Lewerissa juga mengajak generasi muda untuk berperan aktif dalam menjaga kelestarian budaya lokal.
“Saya mengajak kita semua, khususnya generasi muda, untuk terus mencintai dan melestarikan budaya lokal, serta menjadikannya sebagai kekuatan dalam membangun karakter dan memperkuat persatuan,” ungkapnya.

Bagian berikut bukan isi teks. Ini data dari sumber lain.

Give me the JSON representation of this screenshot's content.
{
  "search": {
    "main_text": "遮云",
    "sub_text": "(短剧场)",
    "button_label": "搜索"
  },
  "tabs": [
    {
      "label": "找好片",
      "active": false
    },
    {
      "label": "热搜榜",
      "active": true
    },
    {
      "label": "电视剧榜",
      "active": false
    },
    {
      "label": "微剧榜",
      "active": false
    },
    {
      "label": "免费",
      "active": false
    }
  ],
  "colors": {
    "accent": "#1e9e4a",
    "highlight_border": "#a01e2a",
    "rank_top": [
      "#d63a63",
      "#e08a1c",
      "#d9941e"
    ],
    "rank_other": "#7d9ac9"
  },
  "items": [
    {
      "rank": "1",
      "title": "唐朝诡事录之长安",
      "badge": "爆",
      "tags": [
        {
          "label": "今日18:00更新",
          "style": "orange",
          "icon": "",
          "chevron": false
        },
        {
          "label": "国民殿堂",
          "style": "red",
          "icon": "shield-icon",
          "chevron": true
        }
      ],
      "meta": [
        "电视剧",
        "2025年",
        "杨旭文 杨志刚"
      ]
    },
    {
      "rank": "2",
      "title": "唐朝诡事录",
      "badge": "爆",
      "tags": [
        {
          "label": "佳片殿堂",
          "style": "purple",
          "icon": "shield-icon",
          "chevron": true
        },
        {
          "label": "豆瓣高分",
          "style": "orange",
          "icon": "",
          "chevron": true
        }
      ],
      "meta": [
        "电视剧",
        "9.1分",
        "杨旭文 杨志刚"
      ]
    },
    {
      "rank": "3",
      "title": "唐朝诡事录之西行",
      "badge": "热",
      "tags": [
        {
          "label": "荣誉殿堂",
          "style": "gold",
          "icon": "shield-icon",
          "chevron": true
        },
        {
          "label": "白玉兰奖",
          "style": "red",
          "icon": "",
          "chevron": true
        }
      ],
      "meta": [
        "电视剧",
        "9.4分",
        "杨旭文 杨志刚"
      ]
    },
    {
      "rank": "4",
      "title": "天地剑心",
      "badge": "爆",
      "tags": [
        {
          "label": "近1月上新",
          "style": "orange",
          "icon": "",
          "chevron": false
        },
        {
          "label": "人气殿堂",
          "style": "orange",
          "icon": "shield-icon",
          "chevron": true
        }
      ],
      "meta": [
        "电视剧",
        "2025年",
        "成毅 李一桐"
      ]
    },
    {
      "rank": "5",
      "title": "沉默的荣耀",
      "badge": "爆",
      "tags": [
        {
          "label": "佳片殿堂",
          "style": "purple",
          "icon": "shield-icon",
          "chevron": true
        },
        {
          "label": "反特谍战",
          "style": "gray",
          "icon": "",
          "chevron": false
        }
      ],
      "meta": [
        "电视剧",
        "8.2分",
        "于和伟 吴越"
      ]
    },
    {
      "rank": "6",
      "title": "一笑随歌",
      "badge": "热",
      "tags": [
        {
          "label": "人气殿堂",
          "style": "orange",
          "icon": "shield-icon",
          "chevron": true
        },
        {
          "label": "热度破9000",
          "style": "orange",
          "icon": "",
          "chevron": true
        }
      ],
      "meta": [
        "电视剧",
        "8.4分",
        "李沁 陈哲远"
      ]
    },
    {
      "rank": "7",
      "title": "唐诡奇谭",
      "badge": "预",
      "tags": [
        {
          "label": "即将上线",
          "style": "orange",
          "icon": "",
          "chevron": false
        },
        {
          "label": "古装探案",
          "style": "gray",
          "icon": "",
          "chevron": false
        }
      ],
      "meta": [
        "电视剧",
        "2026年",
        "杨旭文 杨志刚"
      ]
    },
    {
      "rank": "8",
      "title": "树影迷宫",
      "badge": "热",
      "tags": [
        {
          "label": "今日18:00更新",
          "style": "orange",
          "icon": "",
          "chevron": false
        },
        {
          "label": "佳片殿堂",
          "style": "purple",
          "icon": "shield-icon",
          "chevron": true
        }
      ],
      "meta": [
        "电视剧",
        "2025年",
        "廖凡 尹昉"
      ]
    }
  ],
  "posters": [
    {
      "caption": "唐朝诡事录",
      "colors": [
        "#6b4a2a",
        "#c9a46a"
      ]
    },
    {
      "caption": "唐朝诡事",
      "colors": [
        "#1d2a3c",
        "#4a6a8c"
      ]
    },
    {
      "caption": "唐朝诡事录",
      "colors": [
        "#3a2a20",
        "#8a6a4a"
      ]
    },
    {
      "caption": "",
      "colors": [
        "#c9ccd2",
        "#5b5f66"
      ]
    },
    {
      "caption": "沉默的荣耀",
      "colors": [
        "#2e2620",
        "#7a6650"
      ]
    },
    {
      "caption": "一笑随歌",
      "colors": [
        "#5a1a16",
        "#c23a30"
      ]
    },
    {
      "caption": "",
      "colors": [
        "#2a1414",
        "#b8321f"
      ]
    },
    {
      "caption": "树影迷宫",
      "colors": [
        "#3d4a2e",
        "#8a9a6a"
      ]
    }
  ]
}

Selain itu, Lewerissa mendorong agar kegiatan budaya seperti ini dapat dikembangkan menjadi agenda wisata unggulan yang berdampak pada peningkatan kesejahteraan masyarakat.
“Kegiatan ini perlu terus dikemas secara lebih baik agar mampu menjadi agenda wisata budaya unggulan yang memberikan manfaat sosial, budaya, sekaligus ekonomi bagi masyarakat,” tambahnya.
Rangkaian kegiatan dalam Pesta Adat dan Budaya ini turut dimeriahkan dengan berbagai atraksi budaya, diawali dengan penyulutan Obor Tulukabessy oleh Sekretaris Daerah Provinsi Maluku, Sadali Ie, dilanjutkan dengan suguhan seni Tari Reti, Tari Saliwangi, Tari Lisa, pertunjukan Cakalele, serta atraksi Bambu Gila. Puncak kegiatan ditandai dengan Atraksi Pukul Sapu Lidi yang diawali dengan pukulan penghormatan oleh Gubernur Maluku, Hendrik Lewerissa, bersama unsur Forkopimda, Sekretaris Daerah, dan tamu undangan lainnya.